Granted this approach is more difficult and certainly more time-consuming, particularly for large datasets. However, it can be viewed as a more valuable exercise to an organization. Afterall leaving duplicates unidentified in an enterprise dataset compounds the cost of the data by affectively under-utilizing the investment in the de-duplication project.
With this in mind, I have begun compiling some methodologies to assure that my efforts to eliminate duplicates has not left the proverbial stone unturned. Here are a list of what I have been able to identify as effective and worth the extra time and resources.
Post Matching Group Analysis
Just as I stated earlier, after I run my primary matching runs I analyze the results to be sure I have positively identified duplicates. As if with blinders on, I have not traditionally analyzed the results to determine if there were possible duplicates that were left behind. Afterall, I went through extensive efforts to cleanse and standardize the data in order to increase matching accuracy. Why then would I analyze those records that were not identified as potential duplicates? The answer lies in, as I stated earlier, capitalizing on the investment of the data quality initiative. Well it is time to take the blinders off and look at those transactions not identified as a duplicate.
On CDI projects, this process would involve reviewing non-duplicate transactions that share, at a minimum, a similar last name or similar address values. On PIM projects, the process would include non-duplicate transactions that share similar product descriptions.
Multiple Matching Runs
Multiple matching processes with varied match thresholds is another way that it is possible to assure all duplicate transactions are identified. Match thresholds are typically used to determine an acceptable level of matching to be considered positive and are usually in the form of a percentage. For instance, I typically set an initial threshold of 0.9, or 90%. In light of my conversations with Dr. Talburt I will start running at least one more match run with a lower threshold of 0.75-0.80 to possibly identify some duplicates not identified in my initial run.

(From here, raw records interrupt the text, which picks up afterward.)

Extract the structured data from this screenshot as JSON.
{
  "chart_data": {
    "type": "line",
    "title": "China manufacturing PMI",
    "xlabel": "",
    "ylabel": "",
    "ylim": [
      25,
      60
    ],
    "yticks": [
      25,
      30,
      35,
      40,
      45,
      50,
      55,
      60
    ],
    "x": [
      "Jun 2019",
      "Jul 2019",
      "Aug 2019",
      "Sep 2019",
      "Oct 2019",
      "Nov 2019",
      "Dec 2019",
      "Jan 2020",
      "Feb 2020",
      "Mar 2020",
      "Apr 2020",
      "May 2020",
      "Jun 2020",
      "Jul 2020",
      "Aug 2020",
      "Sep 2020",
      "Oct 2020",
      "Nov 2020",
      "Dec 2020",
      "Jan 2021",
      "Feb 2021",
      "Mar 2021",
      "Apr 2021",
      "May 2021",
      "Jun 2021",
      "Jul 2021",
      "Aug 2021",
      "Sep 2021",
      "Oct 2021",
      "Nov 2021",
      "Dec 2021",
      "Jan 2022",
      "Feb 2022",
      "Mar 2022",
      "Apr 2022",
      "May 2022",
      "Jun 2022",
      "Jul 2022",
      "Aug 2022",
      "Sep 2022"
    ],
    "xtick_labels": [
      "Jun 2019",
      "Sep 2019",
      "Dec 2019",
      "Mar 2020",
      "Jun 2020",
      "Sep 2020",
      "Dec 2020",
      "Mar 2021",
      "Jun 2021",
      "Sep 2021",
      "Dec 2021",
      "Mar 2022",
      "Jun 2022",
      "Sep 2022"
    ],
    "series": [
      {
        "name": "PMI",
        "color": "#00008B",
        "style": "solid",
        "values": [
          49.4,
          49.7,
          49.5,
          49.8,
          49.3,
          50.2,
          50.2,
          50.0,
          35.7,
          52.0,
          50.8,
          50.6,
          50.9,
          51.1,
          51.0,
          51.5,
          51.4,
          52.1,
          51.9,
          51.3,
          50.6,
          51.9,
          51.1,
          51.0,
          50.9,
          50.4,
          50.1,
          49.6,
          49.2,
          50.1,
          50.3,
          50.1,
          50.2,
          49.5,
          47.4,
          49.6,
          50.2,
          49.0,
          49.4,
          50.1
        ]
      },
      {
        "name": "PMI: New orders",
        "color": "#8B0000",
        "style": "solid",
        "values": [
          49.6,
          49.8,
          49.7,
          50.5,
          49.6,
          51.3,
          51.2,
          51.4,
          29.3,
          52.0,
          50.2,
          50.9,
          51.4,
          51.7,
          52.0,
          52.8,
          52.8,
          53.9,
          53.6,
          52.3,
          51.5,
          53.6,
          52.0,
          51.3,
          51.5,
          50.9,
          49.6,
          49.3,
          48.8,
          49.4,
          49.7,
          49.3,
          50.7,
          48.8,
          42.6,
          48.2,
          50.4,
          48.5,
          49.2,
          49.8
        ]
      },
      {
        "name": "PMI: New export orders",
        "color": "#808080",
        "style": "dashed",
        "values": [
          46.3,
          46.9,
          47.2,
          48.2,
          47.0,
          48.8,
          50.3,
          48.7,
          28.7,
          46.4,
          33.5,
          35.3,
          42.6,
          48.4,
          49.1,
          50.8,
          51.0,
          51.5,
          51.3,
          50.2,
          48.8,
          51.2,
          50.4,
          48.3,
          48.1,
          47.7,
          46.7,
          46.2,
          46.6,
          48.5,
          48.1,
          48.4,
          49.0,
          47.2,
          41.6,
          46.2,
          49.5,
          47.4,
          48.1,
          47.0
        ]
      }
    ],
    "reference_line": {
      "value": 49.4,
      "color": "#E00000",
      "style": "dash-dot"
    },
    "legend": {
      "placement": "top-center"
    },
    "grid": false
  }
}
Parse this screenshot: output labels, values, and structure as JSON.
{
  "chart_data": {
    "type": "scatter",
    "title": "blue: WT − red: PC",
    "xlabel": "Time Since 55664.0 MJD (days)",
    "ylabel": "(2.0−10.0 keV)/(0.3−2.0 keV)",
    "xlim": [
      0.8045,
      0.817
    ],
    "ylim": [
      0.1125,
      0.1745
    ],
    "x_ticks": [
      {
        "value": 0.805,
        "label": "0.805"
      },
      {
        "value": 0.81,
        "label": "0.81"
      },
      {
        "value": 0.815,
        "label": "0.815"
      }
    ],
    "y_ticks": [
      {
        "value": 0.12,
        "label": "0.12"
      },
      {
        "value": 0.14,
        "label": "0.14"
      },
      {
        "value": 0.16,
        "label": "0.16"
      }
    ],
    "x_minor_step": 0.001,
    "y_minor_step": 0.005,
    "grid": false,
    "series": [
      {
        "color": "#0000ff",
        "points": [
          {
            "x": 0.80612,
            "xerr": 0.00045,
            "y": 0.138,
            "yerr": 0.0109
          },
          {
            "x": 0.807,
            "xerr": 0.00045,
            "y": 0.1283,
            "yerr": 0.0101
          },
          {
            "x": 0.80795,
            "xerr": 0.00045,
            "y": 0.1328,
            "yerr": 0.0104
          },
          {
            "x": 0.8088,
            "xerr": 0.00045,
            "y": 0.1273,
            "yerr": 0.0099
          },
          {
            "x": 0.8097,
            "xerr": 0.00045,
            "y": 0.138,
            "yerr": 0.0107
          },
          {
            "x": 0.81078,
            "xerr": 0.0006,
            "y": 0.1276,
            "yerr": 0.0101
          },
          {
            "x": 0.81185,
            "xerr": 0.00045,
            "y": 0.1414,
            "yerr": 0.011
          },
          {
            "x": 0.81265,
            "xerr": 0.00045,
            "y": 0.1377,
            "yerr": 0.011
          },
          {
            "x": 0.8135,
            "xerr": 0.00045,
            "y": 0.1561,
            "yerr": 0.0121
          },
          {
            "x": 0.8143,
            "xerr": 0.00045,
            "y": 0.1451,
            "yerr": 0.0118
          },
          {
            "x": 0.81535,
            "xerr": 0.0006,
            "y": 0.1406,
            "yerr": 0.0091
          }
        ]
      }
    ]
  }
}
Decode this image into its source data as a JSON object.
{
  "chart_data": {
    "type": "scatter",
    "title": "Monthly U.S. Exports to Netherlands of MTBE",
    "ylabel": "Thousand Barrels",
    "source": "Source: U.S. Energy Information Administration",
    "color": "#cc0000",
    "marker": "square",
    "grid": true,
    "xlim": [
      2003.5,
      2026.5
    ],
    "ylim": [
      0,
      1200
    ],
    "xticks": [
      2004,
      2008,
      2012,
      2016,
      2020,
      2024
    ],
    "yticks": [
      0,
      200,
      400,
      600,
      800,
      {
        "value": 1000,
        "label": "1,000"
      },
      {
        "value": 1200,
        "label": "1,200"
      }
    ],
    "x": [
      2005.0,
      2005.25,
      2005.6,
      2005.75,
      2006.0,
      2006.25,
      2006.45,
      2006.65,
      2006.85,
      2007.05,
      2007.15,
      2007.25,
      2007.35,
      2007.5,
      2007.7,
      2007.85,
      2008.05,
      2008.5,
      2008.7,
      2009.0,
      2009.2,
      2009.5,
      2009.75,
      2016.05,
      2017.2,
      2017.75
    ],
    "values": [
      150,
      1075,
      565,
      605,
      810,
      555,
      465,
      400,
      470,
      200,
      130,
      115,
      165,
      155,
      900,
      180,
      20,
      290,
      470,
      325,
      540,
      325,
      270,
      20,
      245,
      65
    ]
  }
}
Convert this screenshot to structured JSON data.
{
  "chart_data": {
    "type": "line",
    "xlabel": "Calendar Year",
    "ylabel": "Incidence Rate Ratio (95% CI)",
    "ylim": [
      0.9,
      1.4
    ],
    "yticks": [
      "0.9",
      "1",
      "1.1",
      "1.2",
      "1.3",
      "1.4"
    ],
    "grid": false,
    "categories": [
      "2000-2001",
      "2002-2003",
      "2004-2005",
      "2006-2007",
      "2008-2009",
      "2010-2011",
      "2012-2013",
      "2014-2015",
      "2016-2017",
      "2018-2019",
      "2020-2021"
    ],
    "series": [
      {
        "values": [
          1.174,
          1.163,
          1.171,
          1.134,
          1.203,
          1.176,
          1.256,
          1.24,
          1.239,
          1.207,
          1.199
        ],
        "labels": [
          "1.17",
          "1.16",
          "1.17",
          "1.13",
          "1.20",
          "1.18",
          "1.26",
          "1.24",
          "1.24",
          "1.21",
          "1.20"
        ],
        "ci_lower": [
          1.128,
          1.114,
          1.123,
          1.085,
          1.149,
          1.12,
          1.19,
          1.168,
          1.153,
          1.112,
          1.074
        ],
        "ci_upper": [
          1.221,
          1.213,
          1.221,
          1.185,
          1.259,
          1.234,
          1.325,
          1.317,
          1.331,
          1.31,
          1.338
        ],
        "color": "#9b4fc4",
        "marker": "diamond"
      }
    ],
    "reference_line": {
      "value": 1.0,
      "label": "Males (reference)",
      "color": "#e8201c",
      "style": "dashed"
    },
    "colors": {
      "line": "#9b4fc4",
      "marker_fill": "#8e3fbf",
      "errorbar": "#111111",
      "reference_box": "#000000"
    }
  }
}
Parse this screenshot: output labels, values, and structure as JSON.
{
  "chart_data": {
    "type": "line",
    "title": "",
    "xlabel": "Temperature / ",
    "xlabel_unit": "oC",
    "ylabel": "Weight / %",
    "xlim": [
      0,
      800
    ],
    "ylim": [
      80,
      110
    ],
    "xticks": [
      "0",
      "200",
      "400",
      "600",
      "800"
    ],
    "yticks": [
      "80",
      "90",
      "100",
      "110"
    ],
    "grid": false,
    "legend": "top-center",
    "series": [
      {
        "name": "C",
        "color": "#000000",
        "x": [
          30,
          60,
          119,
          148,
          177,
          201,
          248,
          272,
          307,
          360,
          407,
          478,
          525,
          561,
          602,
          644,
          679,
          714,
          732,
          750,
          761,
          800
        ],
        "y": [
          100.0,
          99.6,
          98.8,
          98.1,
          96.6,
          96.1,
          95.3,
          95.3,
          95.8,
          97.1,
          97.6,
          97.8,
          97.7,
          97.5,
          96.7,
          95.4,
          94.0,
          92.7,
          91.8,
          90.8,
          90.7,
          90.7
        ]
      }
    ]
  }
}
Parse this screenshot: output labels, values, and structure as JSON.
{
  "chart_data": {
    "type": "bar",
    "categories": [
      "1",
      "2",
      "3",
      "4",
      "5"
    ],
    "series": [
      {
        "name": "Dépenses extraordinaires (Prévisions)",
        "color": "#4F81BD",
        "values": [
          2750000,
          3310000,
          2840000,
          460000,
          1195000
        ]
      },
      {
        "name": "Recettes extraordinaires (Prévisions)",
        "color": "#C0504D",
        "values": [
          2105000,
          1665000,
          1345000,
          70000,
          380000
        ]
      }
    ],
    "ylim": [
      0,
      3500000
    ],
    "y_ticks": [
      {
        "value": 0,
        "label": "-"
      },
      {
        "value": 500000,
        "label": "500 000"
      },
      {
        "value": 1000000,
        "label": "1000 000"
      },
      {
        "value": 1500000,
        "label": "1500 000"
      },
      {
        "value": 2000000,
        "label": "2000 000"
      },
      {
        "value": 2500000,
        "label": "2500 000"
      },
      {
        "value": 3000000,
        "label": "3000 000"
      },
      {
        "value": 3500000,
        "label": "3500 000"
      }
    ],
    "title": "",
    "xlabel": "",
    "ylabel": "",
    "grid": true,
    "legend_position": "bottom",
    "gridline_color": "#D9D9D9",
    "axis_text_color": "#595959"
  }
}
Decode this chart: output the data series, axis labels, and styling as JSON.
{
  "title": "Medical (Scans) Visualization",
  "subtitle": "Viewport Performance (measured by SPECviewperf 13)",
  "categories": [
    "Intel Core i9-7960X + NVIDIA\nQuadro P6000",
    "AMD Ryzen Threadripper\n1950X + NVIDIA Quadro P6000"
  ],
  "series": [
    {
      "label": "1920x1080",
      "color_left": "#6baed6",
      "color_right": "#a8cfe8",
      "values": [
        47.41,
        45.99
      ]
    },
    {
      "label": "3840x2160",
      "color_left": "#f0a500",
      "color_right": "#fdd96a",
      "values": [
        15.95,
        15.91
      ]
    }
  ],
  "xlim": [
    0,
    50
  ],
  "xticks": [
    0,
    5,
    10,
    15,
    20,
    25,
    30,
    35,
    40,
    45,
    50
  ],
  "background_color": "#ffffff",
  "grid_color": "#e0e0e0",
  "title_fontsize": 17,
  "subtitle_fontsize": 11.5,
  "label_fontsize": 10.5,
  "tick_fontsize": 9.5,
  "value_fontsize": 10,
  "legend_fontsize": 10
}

It is always good to gain new perspectives, especially on something that you do frequently. My eyes have definitely been opened to another potential outcome of my matching runs. I feel strongly about the need for data quality. As a result, I also feel strongly about delivering the need to return the investment in data quality initiatives. To do this I now firmly believe that I need to include a process to analyze and, if necessary, remediate the existence of false negatives in my future matching routines.